The African cannabis and associated products market is expected to be worth $7.1 billion (R104.35bn) by 2023, according to a report by London-based industry body Prohibition Partners.
With abundant land, a large labour force and an ideal climate for cannabis cultivation, investors have been keen to scout out the continent, and particularly Southern Africa.
Africa offers growers comparatively clean soil, little pollution and many high-quality strains of CBD, one of the most abundant cannabinoids found in hemp,
ideally positioning the continent for global exports, according to Curl.
“The EU is in turn likely to become one of the biggest retail market spaces, because there is mass demand for CBD, but lack of infrastructure to grow and extract,” Curl said.
South Africa is leading Africa’s entry into the global market together with neighbouring Lesotho and Zimbabwe, having recently granted licences to grow and export legal medical cannabis.

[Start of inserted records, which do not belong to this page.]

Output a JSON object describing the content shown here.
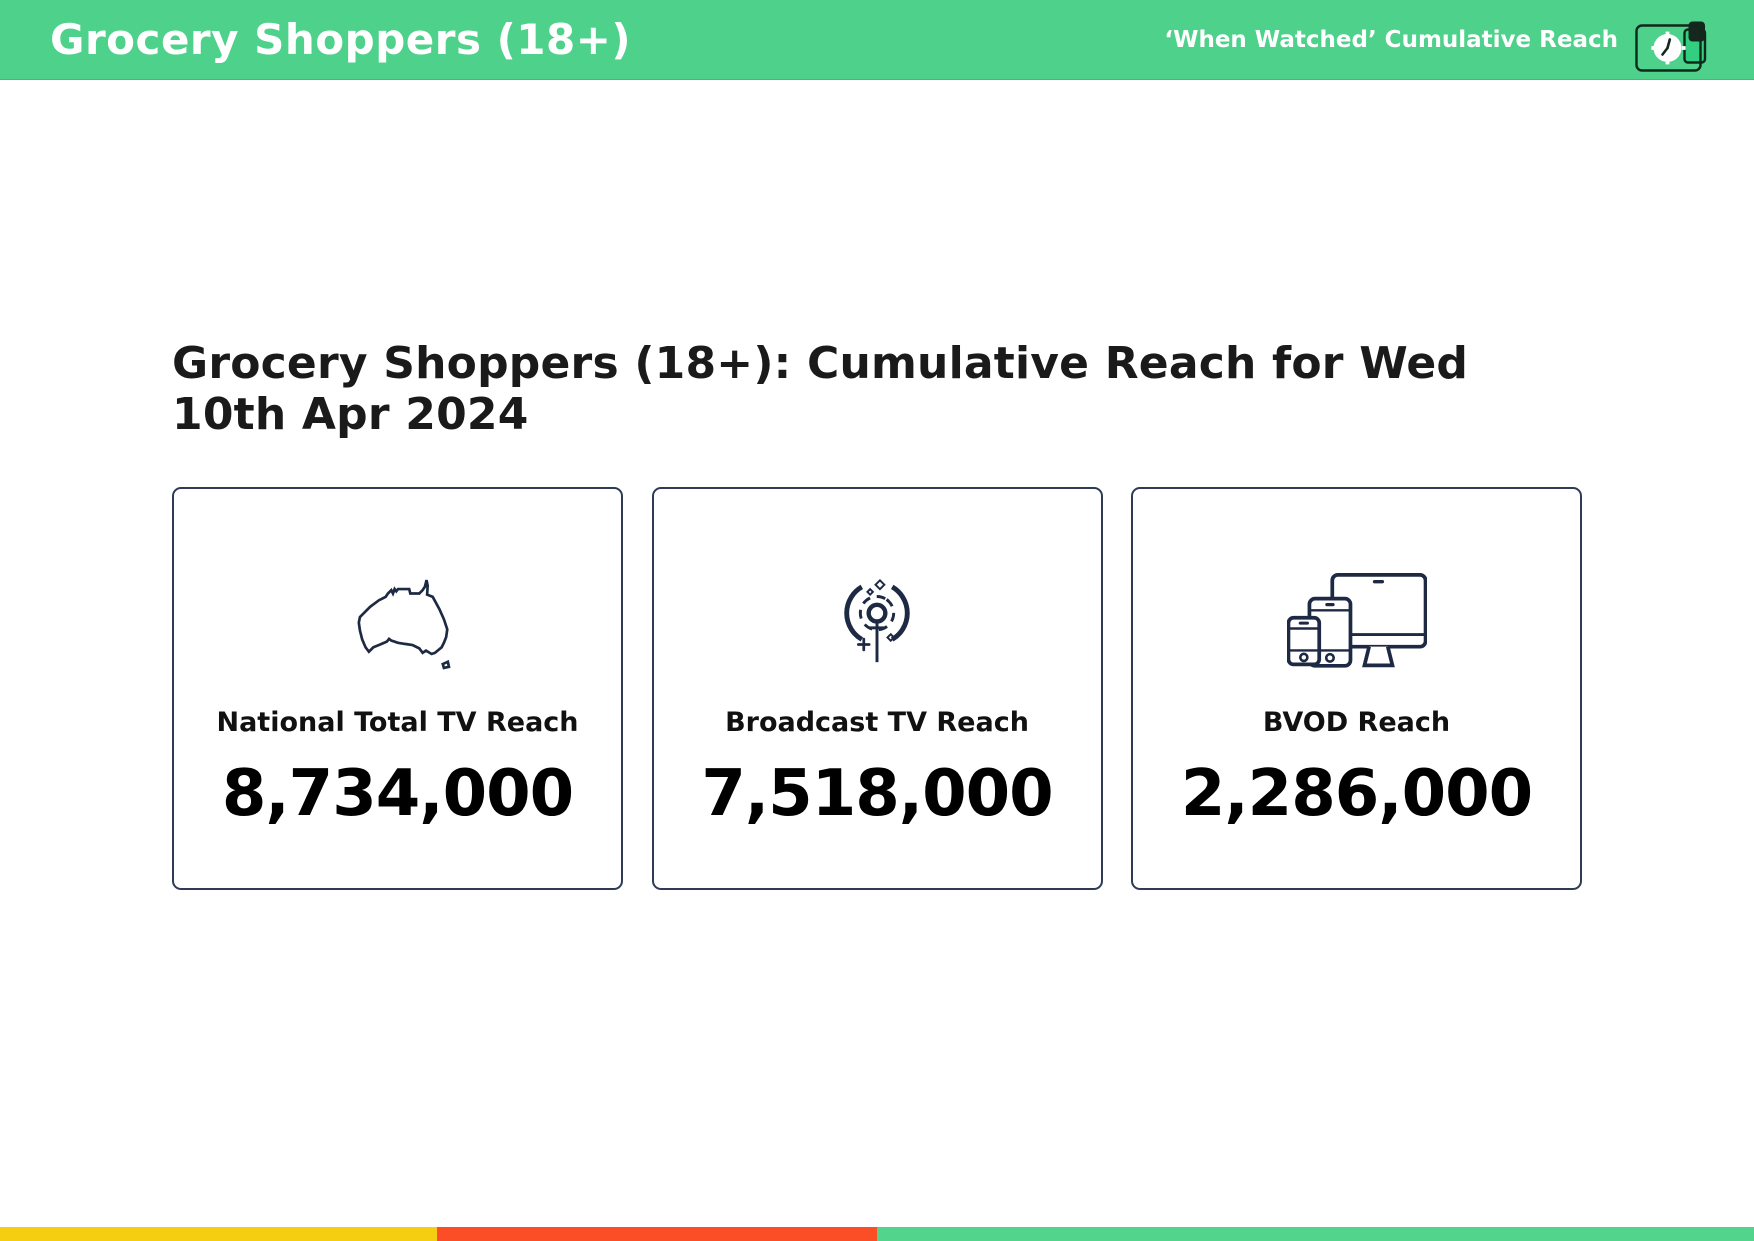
{
  "header": {
    "title": "Grocery Shoppers (18+)",
    "subtitle": "‘When Watched’ Cumulative Reach",
    "logo_icons": [
      "clock-panel-icon",
      "phone-icon"
    ],
    "bg_color": "#4ED18A",
    "text_color": "#ffffff"
  },
  "main": {
    "heading": "Grocery Shoppers (18+): Cumulative Reach for Wed 10th Apr 2024",
    "cards": [
      {
        "icon": "australia-map-icon",
        "label": "National Total TV Reach",
        "value": "8,734,000"
      },
      {
        "icon": "broadcast-antenna-icon",
        "label": "Broadcast TV Reach",
        "value": "7,518,000"
      },
      {
        "icon": "devices-icon",
        "label": "BVOD Reach",
        "value": "2,286,000"
      }
    ]
  },
  "footer": {
    "stripe_segments": [
      {
        "color": "#F5CD11",
        "width_pct": 24.9
      },
      {
        "color": "#FB4E26",
        "width_pct": 25.1
      },
      {
        "color": "#52D48C",
        "width_pct": 50.0
      }
    ]
  },
  "colors": {
    "icon_navy": "#1E2A44",
    "card_border": "#2F3B54",
    "header_green": "#4ED18A",
    "heading_text": "#1a1a1a"
  }
}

A number of other nations, including Swaziland, Uganda and Malawi, are currently examining legalising cannabis cultivation for medical or industrial applications.
Cannabis has the potential to become the “real green revolution” in Africa, where cannabis growing has a rich, if often vilified, century-old history, said Dr Daniel Tumwine, a doctor who assists Uganda’s government in establishing legislation and licensing.